For Riggle, the film was intensely personal. He’s a Marine Corps veteran whose unit served around Mazar-i-Sharif in Afghanistan, arriving shortly after the events depicted in the film. But Hemsworth, Riggle says, had no problem pulling off the role.

“He is a true professional,” Riggle says of his co-star. “He worked hard. He was focused. He was curious. He was present. I was very impressed with him.”

Nicolai Fuglsig, the director, also has battlefield experience—he served as a tank commander in the Danish military and worked as a photojournalist during the conflict in the Balkans.

“He needed to have a certain type of quiet confidence and strength to be believable as a great leader,” Fuglsig says, “but that seems to come natural to Chris.”

When he’s not on location, he prefers to be in the water. And the bigger the waves are, the better. He and his wife, actress Elsa Pataky (they met on a blind date in 2010), live in Byron Bay, a small beach town on Australia’s east coast in New South Wales, near such legendary Aussie breaks as Phillip Island, Victoria, Mallacoota, and Julian Rocks.

“I’ve had a lot of scary incidents,” he says, “but if the risk factor is a little high than usual, that makes it all the more interesting.”

When the water is more peaceful, he’s out teaching his three kids, a 5-year-old daughter and 3-year-old twin boys, to ride.

“My wife is always saying, ‘Come on, let’s do something different.’ And I’m like, ‘If it’s as good as surfing, sure.’”

Hemsworth appears wary of the corrupting influences of Hollywood fame and fortune.

“Whatever success I have had has been because of having the right people around me and having close friends to keep me grounded,” he says. “It’s very easy to get swept up in all that madness, but when you got your mates, they make it fun and distract you when you get too involved in the work.”

His personal trainer, Luke Zocchi, is a childhood friend who travels with him to movie sets all over the world. The two have known each other since they were 6. As they got older, they worked out together in a boxing gym. When Hemsworth was cast as Thor, he asked his friend to be his off-and on-set personal trainer.

“We’ll train our hardest before the shoot,” Zocchi says. “On set it’s more about maintaining. I help police his food and feed him the right stuff. For certain scenes, I’ll be there on the sidelines pumping his arms up.”

Adds Hemsworth: “We’re constantly pushing each other.”

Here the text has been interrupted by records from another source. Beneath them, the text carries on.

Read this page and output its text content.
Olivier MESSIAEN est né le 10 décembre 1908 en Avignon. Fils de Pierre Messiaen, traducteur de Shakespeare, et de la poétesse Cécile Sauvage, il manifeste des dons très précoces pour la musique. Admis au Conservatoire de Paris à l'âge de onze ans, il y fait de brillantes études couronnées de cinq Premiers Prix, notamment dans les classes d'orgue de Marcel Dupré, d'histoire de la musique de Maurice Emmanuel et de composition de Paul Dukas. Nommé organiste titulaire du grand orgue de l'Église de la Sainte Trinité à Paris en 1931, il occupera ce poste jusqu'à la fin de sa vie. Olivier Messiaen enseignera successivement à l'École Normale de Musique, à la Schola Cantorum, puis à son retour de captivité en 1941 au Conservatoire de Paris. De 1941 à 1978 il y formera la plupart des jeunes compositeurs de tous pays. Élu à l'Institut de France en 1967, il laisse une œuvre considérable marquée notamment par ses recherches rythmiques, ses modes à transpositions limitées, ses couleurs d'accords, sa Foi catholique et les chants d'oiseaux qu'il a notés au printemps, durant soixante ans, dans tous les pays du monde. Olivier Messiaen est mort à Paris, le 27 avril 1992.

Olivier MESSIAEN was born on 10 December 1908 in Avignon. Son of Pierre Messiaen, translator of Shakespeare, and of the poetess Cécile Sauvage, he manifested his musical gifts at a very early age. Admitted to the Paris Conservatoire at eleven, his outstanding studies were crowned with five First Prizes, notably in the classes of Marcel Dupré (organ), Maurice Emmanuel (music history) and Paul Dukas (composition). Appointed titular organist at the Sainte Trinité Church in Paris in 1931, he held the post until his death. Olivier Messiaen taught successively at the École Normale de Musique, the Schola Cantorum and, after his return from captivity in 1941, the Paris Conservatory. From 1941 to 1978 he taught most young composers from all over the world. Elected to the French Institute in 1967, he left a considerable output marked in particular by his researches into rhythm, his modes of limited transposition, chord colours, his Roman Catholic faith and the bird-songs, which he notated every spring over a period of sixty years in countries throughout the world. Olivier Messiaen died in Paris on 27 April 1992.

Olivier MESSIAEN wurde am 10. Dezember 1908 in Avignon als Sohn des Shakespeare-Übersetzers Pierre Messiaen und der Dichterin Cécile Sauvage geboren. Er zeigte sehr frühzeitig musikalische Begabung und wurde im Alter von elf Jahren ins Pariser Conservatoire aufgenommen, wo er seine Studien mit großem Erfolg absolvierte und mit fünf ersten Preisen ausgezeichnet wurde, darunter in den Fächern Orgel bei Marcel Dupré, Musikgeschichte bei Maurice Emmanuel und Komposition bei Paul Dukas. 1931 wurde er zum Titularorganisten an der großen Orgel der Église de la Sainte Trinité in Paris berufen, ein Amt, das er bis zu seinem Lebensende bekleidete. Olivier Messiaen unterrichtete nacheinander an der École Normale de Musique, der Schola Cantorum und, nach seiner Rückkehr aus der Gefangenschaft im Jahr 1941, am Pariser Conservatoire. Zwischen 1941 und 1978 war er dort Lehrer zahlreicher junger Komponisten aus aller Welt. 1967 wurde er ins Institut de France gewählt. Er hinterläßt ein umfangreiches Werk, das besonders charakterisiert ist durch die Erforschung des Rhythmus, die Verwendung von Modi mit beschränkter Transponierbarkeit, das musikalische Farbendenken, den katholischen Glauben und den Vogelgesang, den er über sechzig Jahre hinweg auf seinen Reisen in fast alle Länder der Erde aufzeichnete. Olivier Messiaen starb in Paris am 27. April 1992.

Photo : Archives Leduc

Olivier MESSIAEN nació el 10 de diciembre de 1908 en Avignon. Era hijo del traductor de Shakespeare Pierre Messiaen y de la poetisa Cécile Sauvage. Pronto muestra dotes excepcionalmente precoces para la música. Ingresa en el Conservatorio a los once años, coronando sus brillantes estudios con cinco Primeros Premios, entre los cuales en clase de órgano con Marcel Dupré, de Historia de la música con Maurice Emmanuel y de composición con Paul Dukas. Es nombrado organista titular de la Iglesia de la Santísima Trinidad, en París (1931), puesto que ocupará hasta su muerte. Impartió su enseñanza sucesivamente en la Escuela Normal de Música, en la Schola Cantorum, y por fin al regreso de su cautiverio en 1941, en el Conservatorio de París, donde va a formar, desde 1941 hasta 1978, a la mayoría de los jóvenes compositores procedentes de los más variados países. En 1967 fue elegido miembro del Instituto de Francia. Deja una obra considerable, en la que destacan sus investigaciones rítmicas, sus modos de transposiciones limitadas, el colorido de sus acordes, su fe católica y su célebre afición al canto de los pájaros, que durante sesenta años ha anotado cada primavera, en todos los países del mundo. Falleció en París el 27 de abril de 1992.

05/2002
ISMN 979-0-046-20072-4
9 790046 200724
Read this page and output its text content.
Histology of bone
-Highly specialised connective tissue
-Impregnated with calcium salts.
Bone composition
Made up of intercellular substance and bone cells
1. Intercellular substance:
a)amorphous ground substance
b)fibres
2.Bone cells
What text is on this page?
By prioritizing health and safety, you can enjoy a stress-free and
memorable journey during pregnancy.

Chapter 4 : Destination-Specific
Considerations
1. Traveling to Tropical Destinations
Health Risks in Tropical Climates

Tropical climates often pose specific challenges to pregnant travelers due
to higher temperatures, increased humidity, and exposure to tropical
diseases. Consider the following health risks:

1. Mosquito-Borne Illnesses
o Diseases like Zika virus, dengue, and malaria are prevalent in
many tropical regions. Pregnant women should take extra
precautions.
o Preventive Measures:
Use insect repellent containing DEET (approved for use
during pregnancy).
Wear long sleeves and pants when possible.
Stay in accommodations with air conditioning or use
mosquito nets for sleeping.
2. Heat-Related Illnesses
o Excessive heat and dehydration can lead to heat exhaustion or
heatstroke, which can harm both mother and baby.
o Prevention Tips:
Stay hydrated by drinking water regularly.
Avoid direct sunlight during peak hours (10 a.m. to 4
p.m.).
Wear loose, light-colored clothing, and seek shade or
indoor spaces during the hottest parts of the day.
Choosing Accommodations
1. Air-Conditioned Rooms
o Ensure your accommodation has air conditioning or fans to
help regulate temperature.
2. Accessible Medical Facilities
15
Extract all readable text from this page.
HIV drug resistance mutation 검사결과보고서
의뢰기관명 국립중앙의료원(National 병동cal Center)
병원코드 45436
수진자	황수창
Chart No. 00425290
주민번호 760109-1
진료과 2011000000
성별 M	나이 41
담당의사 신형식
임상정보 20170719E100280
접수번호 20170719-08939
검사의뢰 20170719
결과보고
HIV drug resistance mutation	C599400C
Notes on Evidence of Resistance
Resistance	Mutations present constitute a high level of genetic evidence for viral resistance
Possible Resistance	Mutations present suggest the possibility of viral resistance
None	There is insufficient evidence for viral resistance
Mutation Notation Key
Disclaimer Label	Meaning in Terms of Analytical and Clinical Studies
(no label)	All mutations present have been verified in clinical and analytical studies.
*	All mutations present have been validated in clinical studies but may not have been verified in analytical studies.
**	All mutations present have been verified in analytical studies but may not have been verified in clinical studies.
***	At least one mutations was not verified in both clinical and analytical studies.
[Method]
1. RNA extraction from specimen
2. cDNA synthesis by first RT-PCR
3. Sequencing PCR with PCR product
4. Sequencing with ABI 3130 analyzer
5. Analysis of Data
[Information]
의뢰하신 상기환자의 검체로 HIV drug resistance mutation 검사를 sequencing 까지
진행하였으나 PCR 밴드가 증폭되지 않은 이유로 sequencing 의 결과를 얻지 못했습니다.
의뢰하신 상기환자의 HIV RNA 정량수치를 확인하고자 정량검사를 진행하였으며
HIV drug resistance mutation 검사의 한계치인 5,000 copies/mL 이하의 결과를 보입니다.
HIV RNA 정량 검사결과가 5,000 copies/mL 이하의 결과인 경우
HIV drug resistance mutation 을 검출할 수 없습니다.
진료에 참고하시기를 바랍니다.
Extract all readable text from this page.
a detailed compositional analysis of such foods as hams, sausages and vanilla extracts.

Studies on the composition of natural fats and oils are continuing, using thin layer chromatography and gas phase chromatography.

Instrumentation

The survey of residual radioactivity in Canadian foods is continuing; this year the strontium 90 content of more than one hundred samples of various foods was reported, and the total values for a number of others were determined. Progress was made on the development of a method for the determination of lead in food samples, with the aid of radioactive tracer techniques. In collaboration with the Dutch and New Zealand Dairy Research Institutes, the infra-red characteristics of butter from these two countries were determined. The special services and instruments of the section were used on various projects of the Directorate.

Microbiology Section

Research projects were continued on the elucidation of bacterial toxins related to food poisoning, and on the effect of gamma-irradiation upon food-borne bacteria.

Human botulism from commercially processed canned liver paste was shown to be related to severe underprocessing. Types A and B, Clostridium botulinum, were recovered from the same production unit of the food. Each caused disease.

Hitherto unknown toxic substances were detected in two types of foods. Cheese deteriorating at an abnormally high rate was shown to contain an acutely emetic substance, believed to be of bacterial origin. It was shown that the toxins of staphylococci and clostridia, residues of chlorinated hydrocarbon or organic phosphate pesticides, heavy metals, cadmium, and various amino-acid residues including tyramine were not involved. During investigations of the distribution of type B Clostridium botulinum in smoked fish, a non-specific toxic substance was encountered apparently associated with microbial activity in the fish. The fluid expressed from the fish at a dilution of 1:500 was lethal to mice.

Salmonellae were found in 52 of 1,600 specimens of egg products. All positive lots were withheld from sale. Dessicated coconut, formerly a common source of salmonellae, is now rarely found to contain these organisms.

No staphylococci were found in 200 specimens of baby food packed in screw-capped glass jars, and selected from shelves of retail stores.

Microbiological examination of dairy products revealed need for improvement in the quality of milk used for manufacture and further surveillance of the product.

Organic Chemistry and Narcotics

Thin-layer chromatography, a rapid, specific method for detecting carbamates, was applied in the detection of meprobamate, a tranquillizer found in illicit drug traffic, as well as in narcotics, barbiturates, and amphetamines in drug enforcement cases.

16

And Hemsworth shows no sign of letting up. After all, even the most successful actors speak of a gnawing insecurity of suddenly falling out of favor and never being cast. “There’s always that bit of doubt or fear,” he says, “which just sort of keeps you hungry and keeps you motivated.”

The actor Anthony Hopkins once gave him some advice. “I was talking to him about this very thing, and he told me he was once flying out of L.A. on a private plane. He looked out the window and saw this old house that he lived in when he first moved to L.A. He said, who would have ever thought however many years later he’d be sitting in a private plane going to star in this huge production. He said, ‘You’ve just got to appreciate every moment because it goes so quick. Make the absolute most of it, and treat everyone with respect. Enjoy every opportunity. Never take it for granted.’”

Hemsworth doesn’t. “A lot of times you don’t get to make that decision,” he says. “I think your audience chooses to say whether your time’s up or not.”